I'm looking at a man whose bald scalp is swollen and pitted by edema, fully half an inch deep throughout. His head appeared nearly twice the appropriate size. On one ear he had a 3/4 inch growth that looked like nothing good - cauliflower surface, protrusions, edema around it, good blood supply. The other ear was completely deformed - nearly replaced by more of the same. And there was nothing but swelling around his jaw, his neck, his chest, his arms...
And I'm staring at an inch-wide spot on his left cheek that looked like someone had pasted a picture of malignant melanoma onto his face. And all I could think was "He's going to die."

CT scans of head, neck, and chest had been done by the ER. I started with the cross-table and anteroposterior X-rays, and that was where things got really bad, because all I could see was shoulders and skull. This man has no spine. I said it out loud, I think. B nodded. "Look at the CT scan." Everywhere, from the base of the skull to below the clavicles, the normal configuration of the vertebrae was replaced by swirling masses of soft tissue and thready remnants of bone. The tumor, whatever it was, had not only eroded the bone but almost completely replaced it. He couldn't lift his head - not from weakness, but from lack of muscle attachments to move his head around.
Later, Neurosurgery and I sat at the chart talking. "I don't know how this man isn't dead," he said, shaking his head. "There's nothing there. If he sneezed he'd kink his cord and die."
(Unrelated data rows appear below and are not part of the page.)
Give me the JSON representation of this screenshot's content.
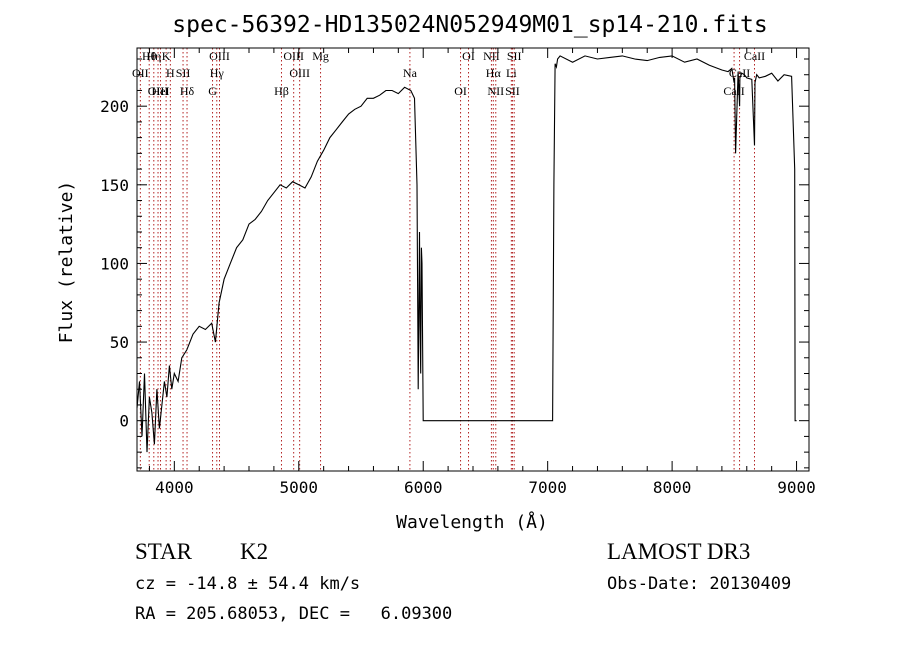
{
  "chart_data": {
    "type": "line",
    "title": "spec-56392-HD135024N052949M01_sp14-210.fits",
    "xlabel": "Wavelength (Å)",
    "ylabel": "Flux (relative)",
    "xlim": [
      3700,
      9100
    ],
    "ylim": [
      -32,
      237
    ],
    "xticks": [
      4000,
      5000,
      6000,
      7000,
      8000,
      9000
    ],
    "yticks": [
      0,
      50,
      100,
      150,
      200
    ],
    "grid": false,
    "line_color": "#000000",
    "marker_color": "#b22222",
    "series": [
      {
        "x": [
          3700,
          3720,
          3740,
          3760,
          3780,
          3800,
          3820,
          3840,
          3860,
          3880,
          3900,
          3920,
          3940,
          3960,
          3980,
          4000,
          4030,
          4060,
          4100,
          4150,
          4200,
          4250,
          4300,
          4330,
          4360,
          4400,
          4450,
          4500,
          4550,
          4600,
          4650,
          4700,
          4750,
          4800,
          4850,
          4900,
          4950,
          5000,
          5050,
          5100,
          5150,
          5200,
          5250,
          5300,
          5350,
          5400,
          5450,
          5500,
          5550,
          5600,
          5650,
          5700,
          5750,
          5800,
          5850,
          5900,
          5930,
          5950,
          5960,
          5970,
          5975,
          5980,
          5985,
          5990,
          6000,
          6500,
          7000,
          7030,
          7040,
          7050,
          7060,
          7070,
          7080,
          7100,
          7200,
          7300,
          7400,
          7500,
          7600,
          7700,
          7800,
          7900,
          8000,
          8100,
          8200,
          8300,
          8400,
          8450,
          8480,
          8498,
          8502,
          8510,
          8530,
          8542,
          8545,
          8560,
          8580,
          8600,
          8640,
          8662,
          8666,
          8680,
          8700,
          8750,
          8800,
          8850,
          8900,
          8960,
          8985,
          8988,
          9000
        ],
        "y": [
          8,
          25,
          -10,
          30,
          -20,
          15,
          5,
          -15,
          20,
          -5,
          10,
          25,
          15,
          35,
          20,
          30,
          25,
          40,
          45,
          55,
          60,
          58,
          62,
          50,
          75,
          90,
          100,
          110,
          115,
          125,
          128,
          133,
          140,
          145,
          150,
          148,
          152,
          150,
          148,
          155,
          165,
          172,
          180,
          185,
          190,
          195,
          198,
          200,
          205,
          205,
          207,
          210,
          210,
          208,
          212,
          210,
          205,
          150,
          20,
          120,
          60,
          30,
          110,
          100,
          0,
          0,
          0,
          0,
          0,
          150,
          227,
          225,
          230,
          232,
          228,
          232,
          230,
          231,
          232,
          230,
          229,
          231,
          232,
          228,
          230,
          226,
          223,
          222,
          224,
          215,
          218,
          170,
          222,
          200,
          218,
          221,
          220,
          218,
          217,
          175,
          215,
          220,
          218,
          219,
          221,
          216,
          220,
          219,
          160,
          0,
          0
        ]
      }
    ],
    "spectral_lines": [
      {
        "label": "Hθ",
        "x": 3798
      },
      {
        "label": "OII",
        "x": 3727
      },
      {
        "label": "OIII",
        "x": 3869
      },
      {
        "label": "K",
        "x": 3934
      },
      {
        "label": "H",
        "x": 3968
      },
      {
        "label": "HeI",
        "x": 3889
      },
      {
        "label": "Hη",
        "x": 3835
      },
      {
        "label": "SII",
        "x": 4070
      },
      {
        "label": "Hδ",
        "x": 4102
      },
      {
        "label": "OIII",
        "x": 4363
      },
      {
        "label": "Hγ",
        "x": 4341
      },
      {
        "label": "G",
        "x": 4307
      },
      {
        "label": "OIII",
        "x": 4959
      },
      {
        "label": "OIII",
        "x": 5007
      },
      {
        "label": "Hβ",
        "x": 4861
      },
      {
        "label": "Mg",
        "x": 5175
      },
      {
        "label": "Na",
        "x": 5893
      },
      {
        "label": "OI",
        "x": 6300
      },
      {
        "label": "OI",
        "x": 6364
      },
      {
        "label": "Hα",
        "x": 6563
      },
      {
        "label": "SII",
        "x": 6717
      },
      {
        "label": "NII",
        "x": 6548
      },
      {
        "label": "Li",
        "x": 6708
      },
      {
        "label": "NII",
        "x": 6583
      },
      {
        "label": "SII",
        "x": 6731
      },
      {
        "label": "CaII",
        "x": 8542
      },
      {
        "label": "CaII",
        "x": 8498
      },
      {
        "label": "CaII",
        "x": 8662
      }
    ]
  },
  "info": {
    "class_label": "STAR",
    "subclass_label": "K2",
    "survey_label": "LAMOST DR3",
    "cz_text": "cz = -14.8 ± 54.4 km/s",
    "obs_date_text": "Obs-Date: 20130409",
    "radec_text": "RA = 205.68053, DEC =   6.09300"
  }
}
He's considering having the back of his skull fused by means of steel rods to the intact vertebrae at his waist, so that he doesn't do exactly that. We're waiting on pathology. Nobody knows exactly what this is, but it's not good. We're banking on metastatic melanoma, with a lifespan measured in weeks remaining. He wants us to give him a B12 shot so he can move his neck again, then go to Florida, eat health food and be cured. He refuses to hear the discussion about code status - feigns sleep, orders us out of the room, or changes the subject - and every time someone says 'cancer' he acts like it's the first time. "Oh no, Doctor. It can't be that. Nobody's ever told me that before." We don't know if he's crazy, or toxic, or in denial, or a lot of things, but running a Code Blue on this man would be like trying to intubate macaroni - and inevitably fatal.

Our current plan is to get him a diagnosis, some pain medications, and Hospice. If he wants to go to Florida, we figure it's better than dying here in the snow. What can you do?